Axel niezbyt chętnie rozstawał się z (wyładowaną skarbami) 'Syrenką', ale cóż... W życiu były ważniejsze sprawy, niż złoto.
Tak przynajmniej mówiono,
* * *
Przygotowania do wyprawy nie trwały zbyt długo - tyle, ile trzeba było, by zgromadzić prowiant.
A potem nastąpiło to, co czego Axel zbytnio nie lubił - konieczność wiosłowania i wiosłowania pod prąd. Fakt, że w drodze powrotnej woda sama ich będzie niosła, był niezbyt pocieszający. Ale niestety - dokoła jakoś nie było nikogo, kto chciałby go tam zawieźć.

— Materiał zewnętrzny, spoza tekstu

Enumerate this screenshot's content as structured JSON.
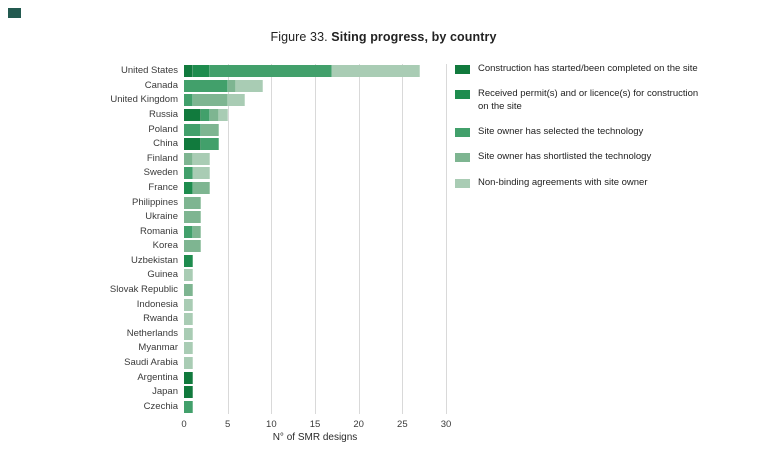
{
  "title": {
    "prefix": "Figure 33.",
    "main": " Siting progress, by country"
  },
  "chart_data": {
    "type": "bar",
    "orientation": "horizontal",
    "stacked": true,
    "title": "Figure 33. Siting progress, by country",
    "xlabel": "N° of SMR designs",
    "ylabel": "",
    "xlim": [
      0,
      30
    ],
    "xticks": [
      0,
      5,
      10,
      15,
      20,
      25,
      30
    ],
    "grid": true,
    "legend_position": "right",
    "categories": [
      "United States",
      "Canada",
      "United Kingdom",
      "Russia",
      "Poland",
      "China",
      "Finland",
      "Sweden",
      "France",
      "Philippines",
      "Ukraine",
      "Romania",
      "Korea",
      "Uzbekistan",
      "Guinea",
      "Slovak Republic",
      "Indonesia",
      "Rwanda",
      "Netherlands",
      "Myanmar",
      "Saudi Arabia",
      "Argentina",
      "Japan",
      "Czechia"
    ],
    "series": [
      {
        "name": "Construction has started/been completed on the site",
        "color": "#117a3d",
        "values": [
          1,
          0,
          0,
          2,
          0,
          2,
          0,
          0,
          0,
          0,
          0,
          0,
          0,
          0,
          0,
          0,
          0,
          0,
          0,
          0,
          0,
          1,
          1,
          0
        ]
      },
      {
        "name": "Received permit(s) and or licence(s) for construction on the site",
        "color": "#1e8c4e",
        "values": [
          2,
          0,
          0,
          0,
          0,
          0,
          0,
          0,
          1,
          0,
          0,
          0,
          0,
          1,
          0,
          0,
          0,
          0,
          0,
          0,
          0,
          0,
          0,
          0
        ]
      },
      {
        "name": "Site owner has selected the technology",
        "color": "#42a06b",
        "values": [
          14,
          5,
          1,
          1,
          2,
          2,
          0,
          1,
          0,
          0,
          0,
          1,
          0,
          0,
          0,
          0,
          0,
          0,
          0,
          0,
          0,
          0,
          0,
          1
        ]
      },
      {
        "name": "Site owner has shortlisted the technology",
        "color": "#7eb591",
        "values": [
          0,
          1,
          4,
          1,
          2,
          0,
          1,
          0,
          2,
          2,
          2,
          1,
          2,
          0,
          0,
          1,
          0,
          0,
          0,
          0,
          0,
          0,
          0,
          0
        ]
      },
      {
        "name": "Non-binding agreements with site owner",
        "color": "#a9ccb4",
        "values": [
          10,
          3,
          2,
          1,
          0,
          0,
          2,
          2,
          0,
          0,
          0,
          0,
          0,
          0,
          1,
          0,
          1,
          1,
          1,
          1,
          1,
          0,
          0,
          0
        ]
      }
    ]
  }
}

"Człowiek robi się coraz bardziej wygodny", pomyślał z przekąsem, wypatrując miejsca, gdzie mogliby się zatrzymać na kilka chwil. W końcu trzeba było od czasu do czasu coś zjeść i dać odpocząć rękom.
* * *
Jezioro nie wyglądało zbyt sympatycznie i Axel z chącią ograniczyłby pobyt w tym miejscu do rzucenia okiem i zrobienia w tył zwrot...
- Chyba powinniśmy znaleźć jakieś miejsce, gdzie nie będziemy się rzucać w oczy - powiedział, rozglądając się dokoła. -
Skoro tamci podróżowali konno, to w jakim miejscu powinni dotrzeć do jeziora? - zwrócił się do druida.